SS Dundee

History
Name: SS Dundee
Operator: Dundee, Perth & London Shipping Company, Dundee
Builder: Caledon, Dundee
Yard number: 221
Launched: 24 August 1911
Completed: November 1911
Fate: Sank 3 September 1917
General characteristics
Class and type: Steam passenger/cargo ship
Tonnage: 2,187 tons
Length: 88.4 m (290 ft 0 in) (p/p)
Beam: 12.6 m (41 ft 4 in)
Propulsion: Single screw
Speed: 15 knots (28 km/h; 17 mph)

SS Dundee was a steam passenger and cargo ship of the British Merchant Navy.
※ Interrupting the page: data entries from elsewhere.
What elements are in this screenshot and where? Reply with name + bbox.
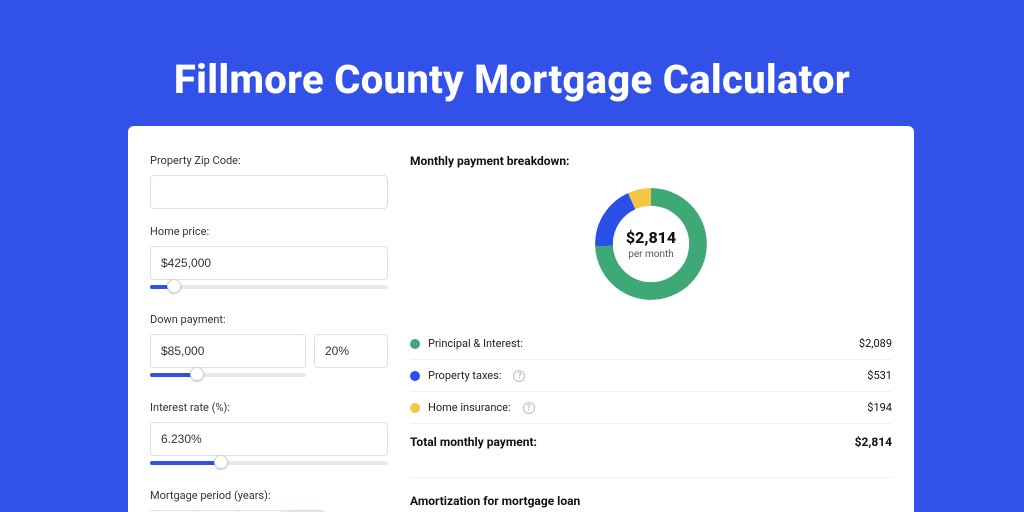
amortization-title: Amortization for mortgage loan [410, 494, 892, 508]
home-price-slider[interactable] [150, 279, 388, 297]
zip-label: Property Zip Code: [150, 154, 388, 167]
dot-icon [410, 371, 420, 381]
interest-label: Interest rate (%): [150, 401, 388, 414]
info-icon[interactable]: ? [523, 402, 535, 414]
legend-taxes-value: $531 [867, 369, 892, 382]
form-column: Property Zip Code: Home price: Down paym… [150, 154, 388, 512]
page-title: Fillmore County Mortgage Calculator [0, 56, 1024, 103]
home-price-input[interactable] [150, 246, 388, 280]
legend-taxes: Property taxes: ? $531 [410, 360, 892, 392]
legend-total: Total monthly payment: $2,814 [410, 424, 892, 461]
breakdown-column: Monthly payment breakdown: $2,814 per [410, 154, 892, 512]
amortization-section: Amortization for mortgage loan Amortizat… [410, 477, 892, 512]
down-payment-slider[interactable] [150, 367, 306, 385]
donut-chart: $2,814 per month [410, 182, 892, 306]
interest-input[interactable] [150, 422, 388, 456]
zip-section: Property Zip Code: [150, 154, 388, 209]
legend-insurance: Home insurance: ? $194 [410, 392, 892, 424]
down-payment-section: Down payment: [150, 313, 388, 385]
legend-total-value: $2,814 [855, 435, 892, 449]
period-label: Mortgage period (years): [150, 489, 388, 502]
dot-icon [410, 403, 420, 413]
down-payment-input[interactable] [150, 334, 306, 368]
period-section: Mortgage period (years): 10 15 20 30 [150, 489, 388, 512]
breakdown-title: Monthly payment breakdown: [410, 154, 892, 168]
legend-total-label: Total monthly payment: [410, 435, 537, 449]
home-price-section: Home price: [150, 225, 388, 297]
zip-input[interactable] [150, 175, 388, 209]
legend-principal-value: $2,089 [859, 337, 892, 350]
dot-icon [410, 339, 420, 349]
interest-section: Interest rate (%): [150, 401, 388, 473]
donut-amount: $2,814 [626, 228, 676, 247]
down-payment-pct-input[interactable] [314, 334, 388, 368]
interest-slider[interactable] [150, 455, 388, 473]
legend-principal: Principal & Interest: $2,089 [410, 328, 892, 360]
legend-taxes-label: Property taxes: [428, 369, 501, 382]
donut-sub: per month [628, 249, 674, 260]
legend-principal-label: Principal & Interest: [428, 337, 523, 350]
info-icon[interactable]: ? [513, 370, 525, 382]
home-price-label: Home price: [150, 225, 388, 238]
legend-insurance-label: Home insurance: [428, 401, 511, 414]
calculator-card: Property Zip Code: Home price: Down paym… [128, 126, 914, 512]
legend: Principal & Interest: $2,089 Property ta… [410, 328, 892, 461]
down-payment-label: Down payment: [150, 313, 388, 326]
legend-insurance-value: $194 [867, 401, 892, 414]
She served during the First World War and was lost in 1917.

Career

Dundee was built by Caledon shipbuilders at their Dundee yards and was launched on 24 August 1911. She was completed in November 1911 and entered service with the Dundee, Perth & London Shipping Company and sailed for them until the outbreak of World War I in 1914, when she was requisitioned for use as an armed boarding steamer; as such, she was not a fully commissioned warship of the Royal Navy and did not carry the "HMS" prefix. On 16 March 1917 she was working in the Atlantic Ocean with Royal Navy armoured cruiser HMS Achilles when they stopped the disguised Imperia German Navy auxiliary cruiser SMS Leopard. Dundee sent out a boat to inspect Leopard, upon which Leopard opened fire and forced Dundee to move away. Achilles then opened fire on Leopard, sinking her.

On 2 September 1917, the German submarine UC-49 torpedoed and damaged Dundee in the Atlantic Ocean southwest of the Isles of Scilly (48°50′N 9°20′W / 48.833°N 9.333°W / 48.833; -9.333) with the loss of nine members of Dundee′s crew″. Dundee sank the next day.[1]

References

  1. "Dundee". Uboat.net. Retrieved 17 December 2012.